Introduction
Most beam theory examples use perfect loading conditions with often a single load. But what happens when the loads are not applied at the perfect location or when a combination of loads is applied? This page aims to give some feel for the change in stiffness by giving two examples; tension/compression combined with bending due to off-center loading and shear combined with bending.
Off-center Tension/Compression
General energy equation
$U=\frac{C\cdot\Delta l^2}{2}=\frac{C\cdot\left(\frac{F}{C}\right)^2}{2}=\frac{F^2}{2C}$
Tensile load energy
$C_t=\frac{E\cdot w\cdot h}{l}$
$U_t=\frac{F_z^2}{2C_t}=\frac{F_z^2l}{2E\cdot w\cdot h}$
Bending load energy
$\theta=\frac{M\cdot l}{E\cdot I_x}=\frac{12F_z\cdot u\cdot l}{E\cdot w\cdot h^3\ } $
$\delta_z=\theta\cdot u $
$C_b=\frac{F_z}{\delta_z}=\frac{E\cdot w\cdot h^3}{12\cdot u^2\cdot l} $
$U_b=\frac{F_z^2}{2C_b}=\frac{6F_z^2\cdot u^2\cdot l}{E\cdot w\cdot h^3}$
Combined load energy
$U_c=U_t+U_b=\frac{F_z^2}{2}\left(\frac{l}{E\cdot w\cdot h}+\frac{12u^2\cdot l}{E\cdot w\cdot h^3}\right)$
$C_c=\frac{E\cdot w\cdot h}{l\left(1+12\left(\frac{u}{h}\right)^2\right)}$
Stiffness of combined load in comparison with tensile load
$\frac{C_c}{C_t}=\frac{\frac{E\cdot w\cdot h}{l\left(1+12\left(\frac{u}{h}\right)^2\right)}}{\frac{E\cdot w\cdot h}{l}}=\frac{1}{1+12\left(\frac{u}{h}\right)^2} $
Note: when a load is applied to the outer fiber of the beam ($u=0.5h$) the stiffness $C_c$ of the beam will be 4 times as low as when the beam is loaded at its centerline:
$C_c=\frac{1}{4}\cdot\frac{E\cdot w\cdot h}{l}$
Shear and Bending
Bending stiffness
$C_b=\frac{3EI_y}{l^3}=\frac{Ewh^3}{4l^3}$
Shear stiffness
$C_s=\frac{F_y}{\delta_y}=\frac{G\cdot A}{l}=\frac{\frac{Ewh}{2\left(1+\nu\right)}}{l}=\frac{0.385E\cdot w h}{l} $
Note: this assumes the shear stress has a uniform distribution over the cross section of the beam. Also at the location where the force is introduced!

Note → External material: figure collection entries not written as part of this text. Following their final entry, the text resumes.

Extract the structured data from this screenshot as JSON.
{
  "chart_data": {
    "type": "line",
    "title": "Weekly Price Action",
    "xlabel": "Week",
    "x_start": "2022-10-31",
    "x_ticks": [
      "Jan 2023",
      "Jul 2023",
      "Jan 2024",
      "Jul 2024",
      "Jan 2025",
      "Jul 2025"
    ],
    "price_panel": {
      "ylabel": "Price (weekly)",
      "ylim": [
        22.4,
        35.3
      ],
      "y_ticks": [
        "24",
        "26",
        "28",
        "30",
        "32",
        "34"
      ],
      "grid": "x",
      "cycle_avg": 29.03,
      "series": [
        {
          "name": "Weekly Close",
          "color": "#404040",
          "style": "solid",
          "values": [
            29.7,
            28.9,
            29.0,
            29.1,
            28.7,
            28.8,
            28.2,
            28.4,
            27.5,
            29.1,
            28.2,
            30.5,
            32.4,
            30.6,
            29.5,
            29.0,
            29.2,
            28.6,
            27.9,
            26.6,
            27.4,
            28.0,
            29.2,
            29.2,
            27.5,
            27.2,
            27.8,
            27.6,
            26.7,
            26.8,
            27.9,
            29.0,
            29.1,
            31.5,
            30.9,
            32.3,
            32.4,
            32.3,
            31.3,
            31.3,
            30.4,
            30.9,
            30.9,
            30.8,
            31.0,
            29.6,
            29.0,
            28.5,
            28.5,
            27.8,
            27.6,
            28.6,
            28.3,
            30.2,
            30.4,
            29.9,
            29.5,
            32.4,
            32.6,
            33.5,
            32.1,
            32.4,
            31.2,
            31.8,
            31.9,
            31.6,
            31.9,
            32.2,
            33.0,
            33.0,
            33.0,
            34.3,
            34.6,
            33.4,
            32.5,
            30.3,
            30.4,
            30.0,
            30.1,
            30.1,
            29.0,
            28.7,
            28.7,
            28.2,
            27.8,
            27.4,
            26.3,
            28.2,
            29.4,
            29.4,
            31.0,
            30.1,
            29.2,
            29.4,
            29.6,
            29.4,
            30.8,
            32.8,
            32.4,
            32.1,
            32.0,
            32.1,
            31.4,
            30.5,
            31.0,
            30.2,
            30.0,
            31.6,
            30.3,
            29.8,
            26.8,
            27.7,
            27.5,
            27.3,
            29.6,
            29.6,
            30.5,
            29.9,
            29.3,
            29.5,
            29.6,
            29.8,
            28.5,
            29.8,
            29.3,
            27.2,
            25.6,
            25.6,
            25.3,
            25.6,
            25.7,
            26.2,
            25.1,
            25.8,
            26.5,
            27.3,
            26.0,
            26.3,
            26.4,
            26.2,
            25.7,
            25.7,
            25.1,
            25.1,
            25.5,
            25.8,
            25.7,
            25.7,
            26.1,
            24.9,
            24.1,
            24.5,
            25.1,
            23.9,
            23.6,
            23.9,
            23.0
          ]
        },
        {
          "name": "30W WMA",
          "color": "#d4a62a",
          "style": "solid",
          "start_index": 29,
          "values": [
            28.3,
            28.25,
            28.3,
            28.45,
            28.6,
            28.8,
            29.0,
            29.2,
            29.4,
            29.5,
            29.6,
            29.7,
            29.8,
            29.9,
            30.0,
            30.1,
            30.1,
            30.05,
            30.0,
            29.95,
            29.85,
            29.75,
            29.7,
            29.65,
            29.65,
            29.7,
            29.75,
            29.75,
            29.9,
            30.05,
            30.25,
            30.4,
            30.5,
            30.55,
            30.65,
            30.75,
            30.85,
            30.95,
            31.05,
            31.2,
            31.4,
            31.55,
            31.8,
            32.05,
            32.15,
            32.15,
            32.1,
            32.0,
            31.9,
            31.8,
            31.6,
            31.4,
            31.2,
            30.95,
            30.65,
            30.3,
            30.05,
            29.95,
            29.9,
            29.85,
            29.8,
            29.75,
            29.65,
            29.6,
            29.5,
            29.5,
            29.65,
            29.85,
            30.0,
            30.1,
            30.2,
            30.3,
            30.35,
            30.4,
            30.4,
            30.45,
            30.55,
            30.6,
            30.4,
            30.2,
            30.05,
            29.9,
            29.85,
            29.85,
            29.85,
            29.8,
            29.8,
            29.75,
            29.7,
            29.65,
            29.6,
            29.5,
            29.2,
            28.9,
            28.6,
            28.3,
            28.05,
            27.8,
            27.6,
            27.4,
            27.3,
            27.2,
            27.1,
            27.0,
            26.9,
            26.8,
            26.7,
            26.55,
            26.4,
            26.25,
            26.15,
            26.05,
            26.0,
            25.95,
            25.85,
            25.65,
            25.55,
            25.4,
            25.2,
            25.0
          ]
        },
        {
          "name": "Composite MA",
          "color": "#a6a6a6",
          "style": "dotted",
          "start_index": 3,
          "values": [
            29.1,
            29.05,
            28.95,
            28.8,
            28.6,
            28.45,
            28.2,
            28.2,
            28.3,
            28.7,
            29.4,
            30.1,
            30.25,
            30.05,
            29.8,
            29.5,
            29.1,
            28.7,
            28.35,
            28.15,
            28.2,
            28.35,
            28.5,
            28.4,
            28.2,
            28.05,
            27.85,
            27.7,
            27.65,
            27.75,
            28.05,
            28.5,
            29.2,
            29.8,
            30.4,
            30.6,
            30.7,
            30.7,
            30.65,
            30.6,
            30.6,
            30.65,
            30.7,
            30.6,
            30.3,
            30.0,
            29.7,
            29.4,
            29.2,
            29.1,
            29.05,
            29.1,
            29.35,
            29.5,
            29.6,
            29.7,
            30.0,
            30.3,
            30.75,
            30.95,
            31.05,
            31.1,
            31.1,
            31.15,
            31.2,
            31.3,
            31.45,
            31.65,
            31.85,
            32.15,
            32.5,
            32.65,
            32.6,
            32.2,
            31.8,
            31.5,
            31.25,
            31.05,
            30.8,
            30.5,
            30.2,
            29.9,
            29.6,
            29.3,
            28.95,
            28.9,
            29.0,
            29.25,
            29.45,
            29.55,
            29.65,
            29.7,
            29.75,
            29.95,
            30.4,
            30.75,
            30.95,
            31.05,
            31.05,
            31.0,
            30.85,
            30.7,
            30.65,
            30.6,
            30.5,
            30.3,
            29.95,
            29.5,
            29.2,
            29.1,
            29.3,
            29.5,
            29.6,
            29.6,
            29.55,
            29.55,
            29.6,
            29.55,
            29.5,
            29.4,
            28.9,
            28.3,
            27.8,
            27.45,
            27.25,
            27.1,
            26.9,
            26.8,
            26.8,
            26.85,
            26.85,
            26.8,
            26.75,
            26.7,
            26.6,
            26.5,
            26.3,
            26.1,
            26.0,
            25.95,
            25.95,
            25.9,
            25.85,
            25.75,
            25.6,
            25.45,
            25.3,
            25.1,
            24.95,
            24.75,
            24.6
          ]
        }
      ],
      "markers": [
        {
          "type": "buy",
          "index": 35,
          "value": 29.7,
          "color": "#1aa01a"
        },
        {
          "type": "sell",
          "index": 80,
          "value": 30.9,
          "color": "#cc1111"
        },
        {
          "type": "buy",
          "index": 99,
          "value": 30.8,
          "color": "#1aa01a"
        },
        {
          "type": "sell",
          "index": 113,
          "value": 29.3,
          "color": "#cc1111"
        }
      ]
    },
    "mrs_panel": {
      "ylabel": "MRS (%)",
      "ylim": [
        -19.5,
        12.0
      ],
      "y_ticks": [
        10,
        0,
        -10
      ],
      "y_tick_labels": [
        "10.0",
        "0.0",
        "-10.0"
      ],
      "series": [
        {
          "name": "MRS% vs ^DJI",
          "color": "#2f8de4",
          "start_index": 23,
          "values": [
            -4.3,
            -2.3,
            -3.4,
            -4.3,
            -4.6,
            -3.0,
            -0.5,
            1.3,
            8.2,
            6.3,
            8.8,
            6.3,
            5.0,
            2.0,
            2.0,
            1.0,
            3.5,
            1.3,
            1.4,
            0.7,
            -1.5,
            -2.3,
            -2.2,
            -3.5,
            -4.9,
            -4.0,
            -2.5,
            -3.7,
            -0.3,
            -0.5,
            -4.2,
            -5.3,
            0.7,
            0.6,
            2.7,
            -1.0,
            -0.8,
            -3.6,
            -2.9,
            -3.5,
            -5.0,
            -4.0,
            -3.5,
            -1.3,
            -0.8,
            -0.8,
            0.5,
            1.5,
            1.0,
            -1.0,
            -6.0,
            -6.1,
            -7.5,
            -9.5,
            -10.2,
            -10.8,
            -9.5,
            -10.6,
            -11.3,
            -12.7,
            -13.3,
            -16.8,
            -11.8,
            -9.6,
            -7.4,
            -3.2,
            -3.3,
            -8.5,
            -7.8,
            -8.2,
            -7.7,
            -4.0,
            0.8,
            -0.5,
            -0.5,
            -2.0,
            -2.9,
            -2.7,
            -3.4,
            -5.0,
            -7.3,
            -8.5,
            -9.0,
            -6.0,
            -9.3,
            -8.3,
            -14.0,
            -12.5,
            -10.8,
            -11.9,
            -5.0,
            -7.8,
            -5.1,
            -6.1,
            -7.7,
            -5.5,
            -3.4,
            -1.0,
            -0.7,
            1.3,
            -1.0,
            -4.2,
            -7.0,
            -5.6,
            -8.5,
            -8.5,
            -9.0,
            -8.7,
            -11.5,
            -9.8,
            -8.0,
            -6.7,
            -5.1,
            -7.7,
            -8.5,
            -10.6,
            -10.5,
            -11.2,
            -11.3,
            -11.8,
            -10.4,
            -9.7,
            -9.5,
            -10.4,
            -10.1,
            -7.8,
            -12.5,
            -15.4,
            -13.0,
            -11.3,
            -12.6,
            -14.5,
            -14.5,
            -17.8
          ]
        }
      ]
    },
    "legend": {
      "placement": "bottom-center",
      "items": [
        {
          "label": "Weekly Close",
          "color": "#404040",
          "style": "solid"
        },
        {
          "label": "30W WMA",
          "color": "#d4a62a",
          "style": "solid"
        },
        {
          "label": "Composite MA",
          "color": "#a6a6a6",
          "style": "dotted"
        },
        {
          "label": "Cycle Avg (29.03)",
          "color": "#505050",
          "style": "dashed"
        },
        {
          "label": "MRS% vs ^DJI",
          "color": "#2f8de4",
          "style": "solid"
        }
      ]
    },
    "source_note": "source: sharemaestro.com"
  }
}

Determinative stiffness depending on beam dimensions
In the figure shown below the bending stiffness $C_b$ and the shear stiffness $C_s$ are illustrated as a function of the ratio $\frac{l}{h}$ between the length $l$ and the height $h$ of the beam. When $\frac{l}{h}\approx0.8$ the bending and shear stiffness are equal. When $\frac{l}{h}<0.8$ the lower value of the shear stiffness is determinative, when $\frac{l}{h}>0.8$ the lower value of the bending stiffness is determinative.